Tanpa sepatah katapun tibat-tiba Ki Janggrang menyabetkan cemetinya ke arah Paklek. Ia tak sempat menghindar sehingga darah menetes dari lenganya.

Tapi Paklek tidak diam, ia segera menyerang Ki Janggrang dan membakarnya dengan api di tanganya.

Tapi.. tidak seperti kedua pemain tadi. Api Paklek termakan oleh bayangan hitam yang menyelimuti Ki Janggrang.

“Harusnya kau sadar, Kulhu Geni tidak akan berpengaruh padaku. Bahkan tak ada satupun senjata kalian yang mampu melukaiku,” Tawa Ki Janggrang.
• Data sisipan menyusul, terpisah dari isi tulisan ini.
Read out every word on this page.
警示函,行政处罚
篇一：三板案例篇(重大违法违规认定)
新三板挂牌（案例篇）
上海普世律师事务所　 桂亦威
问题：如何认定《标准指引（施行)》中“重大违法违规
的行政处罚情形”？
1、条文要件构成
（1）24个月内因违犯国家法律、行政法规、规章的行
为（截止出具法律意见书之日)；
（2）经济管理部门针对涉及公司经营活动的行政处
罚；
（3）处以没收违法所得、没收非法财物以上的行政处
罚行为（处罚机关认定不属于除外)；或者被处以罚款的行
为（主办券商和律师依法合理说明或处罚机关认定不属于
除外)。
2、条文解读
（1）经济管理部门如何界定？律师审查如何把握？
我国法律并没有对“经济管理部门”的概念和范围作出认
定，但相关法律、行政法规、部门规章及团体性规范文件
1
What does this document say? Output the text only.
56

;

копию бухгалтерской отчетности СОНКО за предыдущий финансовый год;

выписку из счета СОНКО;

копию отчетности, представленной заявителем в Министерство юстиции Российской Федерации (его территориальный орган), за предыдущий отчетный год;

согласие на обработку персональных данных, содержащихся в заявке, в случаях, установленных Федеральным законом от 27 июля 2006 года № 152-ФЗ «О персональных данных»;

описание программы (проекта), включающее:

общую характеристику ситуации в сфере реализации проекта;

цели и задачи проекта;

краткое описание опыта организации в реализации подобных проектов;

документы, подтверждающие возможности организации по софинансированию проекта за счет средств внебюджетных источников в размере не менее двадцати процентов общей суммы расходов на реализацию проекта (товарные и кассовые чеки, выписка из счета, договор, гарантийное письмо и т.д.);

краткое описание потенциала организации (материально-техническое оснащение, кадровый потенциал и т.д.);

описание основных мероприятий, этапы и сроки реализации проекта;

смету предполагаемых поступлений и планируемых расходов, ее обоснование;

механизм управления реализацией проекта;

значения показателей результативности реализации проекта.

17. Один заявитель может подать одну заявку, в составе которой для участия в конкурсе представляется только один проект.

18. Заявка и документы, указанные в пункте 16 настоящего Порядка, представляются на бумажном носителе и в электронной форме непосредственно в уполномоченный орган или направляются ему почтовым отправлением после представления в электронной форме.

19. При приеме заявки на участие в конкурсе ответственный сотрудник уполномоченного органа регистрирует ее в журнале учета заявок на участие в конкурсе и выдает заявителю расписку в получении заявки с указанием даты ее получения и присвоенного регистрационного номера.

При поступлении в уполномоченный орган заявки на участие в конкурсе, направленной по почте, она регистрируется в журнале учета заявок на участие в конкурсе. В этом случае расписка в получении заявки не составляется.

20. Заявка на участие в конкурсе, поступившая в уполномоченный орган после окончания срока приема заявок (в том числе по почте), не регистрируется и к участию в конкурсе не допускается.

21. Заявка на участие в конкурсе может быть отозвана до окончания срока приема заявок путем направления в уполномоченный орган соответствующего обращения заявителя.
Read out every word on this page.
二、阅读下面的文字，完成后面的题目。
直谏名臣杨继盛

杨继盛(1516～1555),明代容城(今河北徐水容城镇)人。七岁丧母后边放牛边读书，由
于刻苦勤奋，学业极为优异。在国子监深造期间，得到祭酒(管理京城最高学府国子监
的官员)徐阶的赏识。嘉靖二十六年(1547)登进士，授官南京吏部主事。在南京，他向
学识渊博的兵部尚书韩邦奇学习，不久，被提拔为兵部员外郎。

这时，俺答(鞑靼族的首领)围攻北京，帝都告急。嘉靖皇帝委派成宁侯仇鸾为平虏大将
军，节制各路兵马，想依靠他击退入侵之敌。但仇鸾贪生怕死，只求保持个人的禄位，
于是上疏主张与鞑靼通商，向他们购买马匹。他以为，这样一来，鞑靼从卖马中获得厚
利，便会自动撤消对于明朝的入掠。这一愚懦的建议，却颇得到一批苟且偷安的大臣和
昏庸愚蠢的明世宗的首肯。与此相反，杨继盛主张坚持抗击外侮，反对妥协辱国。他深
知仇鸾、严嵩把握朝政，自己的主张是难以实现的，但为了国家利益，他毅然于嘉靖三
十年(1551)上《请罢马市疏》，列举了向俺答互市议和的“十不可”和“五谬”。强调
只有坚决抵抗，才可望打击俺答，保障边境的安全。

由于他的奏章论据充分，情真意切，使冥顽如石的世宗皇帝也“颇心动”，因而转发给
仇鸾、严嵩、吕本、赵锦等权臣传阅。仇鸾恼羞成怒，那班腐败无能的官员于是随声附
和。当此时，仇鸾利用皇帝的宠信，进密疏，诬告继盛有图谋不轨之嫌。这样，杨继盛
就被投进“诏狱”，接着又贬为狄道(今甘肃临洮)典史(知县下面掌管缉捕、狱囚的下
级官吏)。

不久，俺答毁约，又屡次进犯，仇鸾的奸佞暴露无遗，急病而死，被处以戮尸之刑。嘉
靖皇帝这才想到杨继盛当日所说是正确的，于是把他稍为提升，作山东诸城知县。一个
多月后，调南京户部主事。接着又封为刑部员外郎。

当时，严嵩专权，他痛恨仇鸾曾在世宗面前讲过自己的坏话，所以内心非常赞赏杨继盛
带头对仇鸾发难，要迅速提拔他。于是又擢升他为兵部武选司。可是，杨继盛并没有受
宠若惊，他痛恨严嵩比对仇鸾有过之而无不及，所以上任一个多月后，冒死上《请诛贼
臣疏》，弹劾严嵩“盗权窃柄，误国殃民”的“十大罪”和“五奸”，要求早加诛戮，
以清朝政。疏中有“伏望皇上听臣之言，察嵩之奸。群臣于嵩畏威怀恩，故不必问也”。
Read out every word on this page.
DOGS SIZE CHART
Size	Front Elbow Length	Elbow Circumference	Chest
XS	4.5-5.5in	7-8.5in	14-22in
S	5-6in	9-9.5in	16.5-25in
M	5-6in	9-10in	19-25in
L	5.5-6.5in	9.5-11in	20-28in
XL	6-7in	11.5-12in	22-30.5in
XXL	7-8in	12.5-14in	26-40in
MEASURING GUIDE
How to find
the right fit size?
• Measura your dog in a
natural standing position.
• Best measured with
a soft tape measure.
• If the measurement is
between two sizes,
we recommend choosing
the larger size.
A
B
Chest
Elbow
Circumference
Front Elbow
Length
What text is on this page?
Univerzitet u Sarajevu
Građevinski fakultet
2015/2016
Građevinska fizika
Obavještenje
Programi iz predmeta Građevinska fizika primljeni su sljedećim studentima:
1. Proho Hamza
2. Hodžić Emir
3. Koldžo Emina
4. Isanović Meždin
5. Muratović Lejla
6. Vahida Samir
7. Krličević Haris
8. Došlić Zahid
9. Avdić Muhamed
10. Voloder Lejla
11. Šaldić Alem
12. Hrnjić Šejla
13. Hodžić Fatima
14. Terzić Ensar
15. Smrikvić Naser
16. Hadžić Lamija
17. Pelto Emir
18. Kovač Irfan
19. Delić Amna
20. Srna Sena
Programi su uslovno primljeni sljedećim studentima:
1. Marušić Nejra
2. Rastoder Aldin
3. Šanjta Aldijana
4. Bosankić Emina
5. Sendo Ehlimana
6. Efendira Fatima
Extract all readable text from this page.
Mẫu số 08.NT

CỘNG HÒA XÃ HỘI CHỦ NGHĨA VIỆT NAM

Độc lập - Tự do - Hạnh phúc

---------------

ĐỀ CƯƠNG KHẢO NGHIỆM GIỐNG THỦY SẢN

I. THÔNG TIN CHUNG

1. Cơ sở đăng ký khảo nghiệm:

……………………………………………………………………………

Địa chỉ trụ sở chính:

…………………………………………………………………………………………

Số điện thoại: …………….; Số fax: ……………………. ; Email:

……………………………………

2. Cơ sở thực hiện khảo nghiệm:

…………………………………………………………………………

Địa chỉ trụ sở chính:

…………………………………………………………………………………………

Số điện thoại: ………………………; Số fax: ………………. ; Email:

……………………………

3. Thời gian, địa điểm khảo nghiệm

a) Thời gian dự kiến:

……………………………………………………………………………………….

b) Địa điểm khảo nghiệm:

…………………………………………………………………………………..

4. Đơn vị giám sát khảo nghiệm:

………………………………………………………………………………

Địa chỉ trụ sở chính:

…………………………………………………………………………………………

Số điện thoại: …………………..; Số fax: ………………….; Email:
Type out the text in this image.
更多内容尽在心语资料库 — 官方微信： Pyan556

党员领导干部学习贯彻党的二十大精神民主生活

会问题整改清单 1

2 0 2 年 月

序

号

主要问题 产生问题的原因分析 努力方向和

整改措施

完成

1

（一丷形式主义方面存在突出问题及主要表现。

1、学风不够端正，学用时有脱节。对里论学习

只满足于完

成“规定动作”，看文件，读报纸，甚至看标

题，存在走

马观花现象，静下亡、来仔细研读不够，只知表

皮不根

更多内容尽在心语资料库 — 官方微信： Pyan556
Tanpa banyak bercakap, Paklek terus menyerang Ki Janggrang dengan api di tangannya dan doa-doa yang terus melantun. Sayangnya aku jelas melihat pertarungan ini berat sebelah.

Sedikit demi sedikit tubuh Paklek mulai berlumuran darah dari cemeti yang dipecutkan ke tubuh Paklek.

“Paklek!!”
Aku tak tahan melihat kejadian itu, namun saat aku berdiri aku tertahan oleh sosok-sosok makhluk hitam yang menari-nari mengepung warga desa.

Kini mereka menyadari keberadaanku dan mengincarku.

Ada lebih dari lima makhluk hitam mengarah kepadaku sembari menari-nari dengan mengerikan. Mereka menyeringai tertawa dengan beringas seolah bersiap melakukan apa saja terhadap padaku dan anak perempuan ini.

“I—itu apa?” Tanya anak itu. Ternyata anak itu mulai sadar.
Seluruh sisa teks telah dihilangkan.